Chicago (8-11) was led by Lauri Markkanen with 30 points and Zach LaVine with 21.
With 8:22 to play, after another defensive blunder led to another uncontested dunk, Thibodeau called timeout, ripped off his mask and ripped into his players as they came to the bench. Was it Nerlens Noel he was upset with, as the rim was left unprotected, or was it any number of players who had failed to rotate to help?
The only one certain not to be blamed was Obi Toppin. He’d been yanked a possession earlier for defensive failings.
The dunk created only a three-point deficit, but that did little to assuage the anger of the coach, who had hoped to provide a better impression of what he is building in New York.
"Just not the effort that we’re capable of," Thibodeau said. "I know that we have the makings of a very good defensive team and it’s — when we’re concentrating and we’re giving maximum effort, we’re usually pretty good."
The Knicks gave up plenty of those wide-open looks — at the rim and outside the three-point line. But they still were in the game, taking a lead for the first time in the second half when Quickley hit a long three-pointer with 3:32 remaining.
With the Knicks down three in the final minute, Randle turned the ball over and LaVine — who once played for Thibodeau in Minnesota — connected on an open three-pointer to put the game out of reach.
"I don’t know, man," Randle said. "I just think we’ve got to mentally lock in and get off to better starts, first and third. Specifically the third, we dig ourselves out of holes, and to start the third quarter, we’ve got to come out with more of a sense of urgency. I don’t know how we do it, I don’t know how we lock in to do it, but we’ve got to come out with more of a sense of urgency for sure."

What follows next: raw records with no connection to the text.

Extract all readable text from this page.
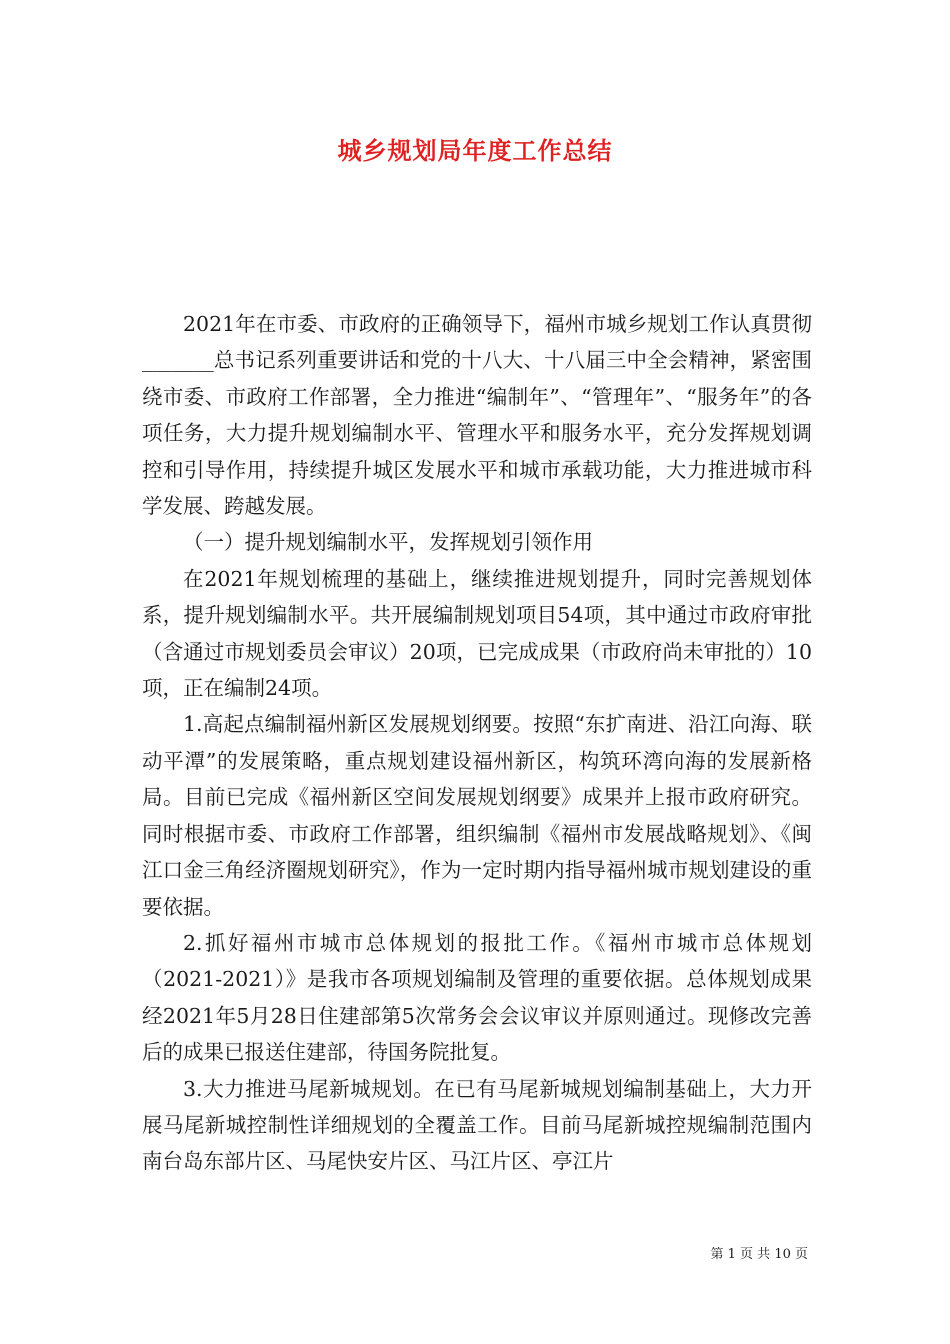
城乡规划局年度工作总结

2021年在市委、市政府的正确领导下，福州市城乡规划工作认真贯彻_______总书记系列重要讲话和党的十八大、十八届三中全会精神，紧密围绕市委、市政府工作部署，全力推进“编制年”、“管理年”、“服务年”的各项任务，大力提升规划编制水平、管理水平和服务水平，充分发挥规划调控和引导作用，持续提升城区发展水平和城市承载功能，大力推进城市科学发展、跨越发展。

（一）提升规划编制水平，发挥规划引领作用

在2021年规划梳理的基础上，继续推进规划提升，同时完善规划体系，提升规划编制水平。共开展编制规划项目54项，其中通过市政府审批（含通过市规划委员会审议）20项，已完成成果（市政府尚未审批的）10项，正在编制24项。

1.高起点编制福州新区发展规划纲要。按照“东扩南进、沿江向海、联动平潭”的发展策略，重点规划建设福州新区，构筑环湾向海的发展新格局。目前已完成《福州新区空间发展规划纲要》成果并上报市政府研究。同时根据市委、市政府工作部署，组织编制《福州市发展战略规划》、《闽江口金三角经济圈规划研究》，作为一定时期内指导福州城市规划建设的重要依据。

2.抓好福州市城市总体规划的报批工作。《福州市城市总体规划（2021-2021）》是我市各项规划编制及管理的重要依据。总体规划成果经2021年5月28日住建部第5次常务会会议审议并原则通过。现修改完善后的成果已报送住建部，待国务院批复。

3.大力推进马尾新城规划。在已有马尾新城规划编制基础上，大力开展马尾新城控制性详细规划的全覆盖工作。目前马尾新城控规编制范围内南台岛东部片区、马尾快安片区、马江片区、亭江片

第 1 页 共 10 页
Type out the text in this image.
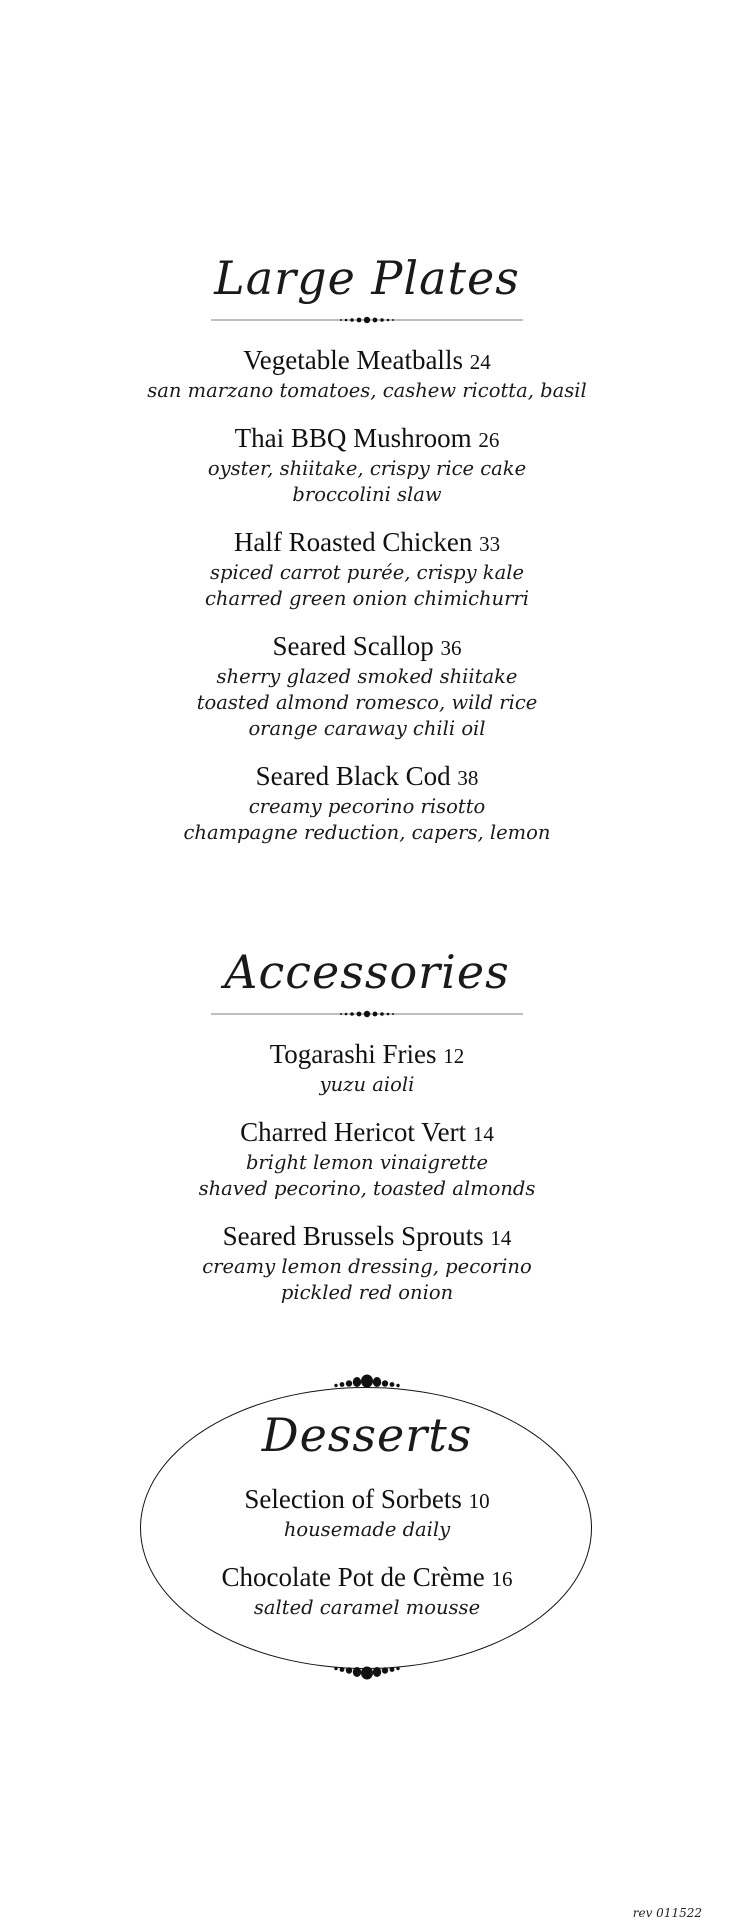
Large Plates
Vegetable Meatballs 24
san marzano tomatoes, cashew ricotta, basil
Thai BBQ Mushroom 26
oyster, shiitake, crispy rice cake
broccolini slaw
Half Roasted Chicken 33
spiced carrot purée, crispy kale
charred green onion chimichurri
Seared Scallop 36
sherry glazed smoked shiitake
toasted almond romesco, wild rice
orange caraway chili oil
Seared Black Cod 38
creamy pecorino risotto
champagne reduction, capers, lemon
Accessories
Togarashi Fries 12
yuzu aioli
Charred Hericot Vert 14
bright lemon vinaigrette
shaved pecorino, toasted almonds
Seared Brussels Sprouts 14
creamy lemon dressing, pecorino
pickled red onion
Desserts
Selection of Sorbets 10
housemade daily
Chocolate Pot de Crème 16
salted caramel mousse
rev 011522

Thibodeau had spent 20 seasons as an assistant with six teams, including the Knicks for seven seasons, before getting his first head-coaching opportunity in Chicago. He has been successful in each stop but also has developed a reputation for pushing his teams hard. In Chicago, that led to success on the court and finger-pointing as injuries arose, with his critics noting the workload he put on his primary players.
Those minutes already have been in place in New York, as Randle and Barrett rank first and second in the league in total minutes played. But there have been no complaints from the long-suffering Knicks — or their fans — as Thibodeau already has begun to change the team’s culture.
"He’s done a good job with putting me in a good position on the court, playing me just in a good spot in general," Randle said.
"But I think the biggest thing is just holding me accountable and continuing to push myself to do more. And also holding me accountable with leadership and bringing energy to the team."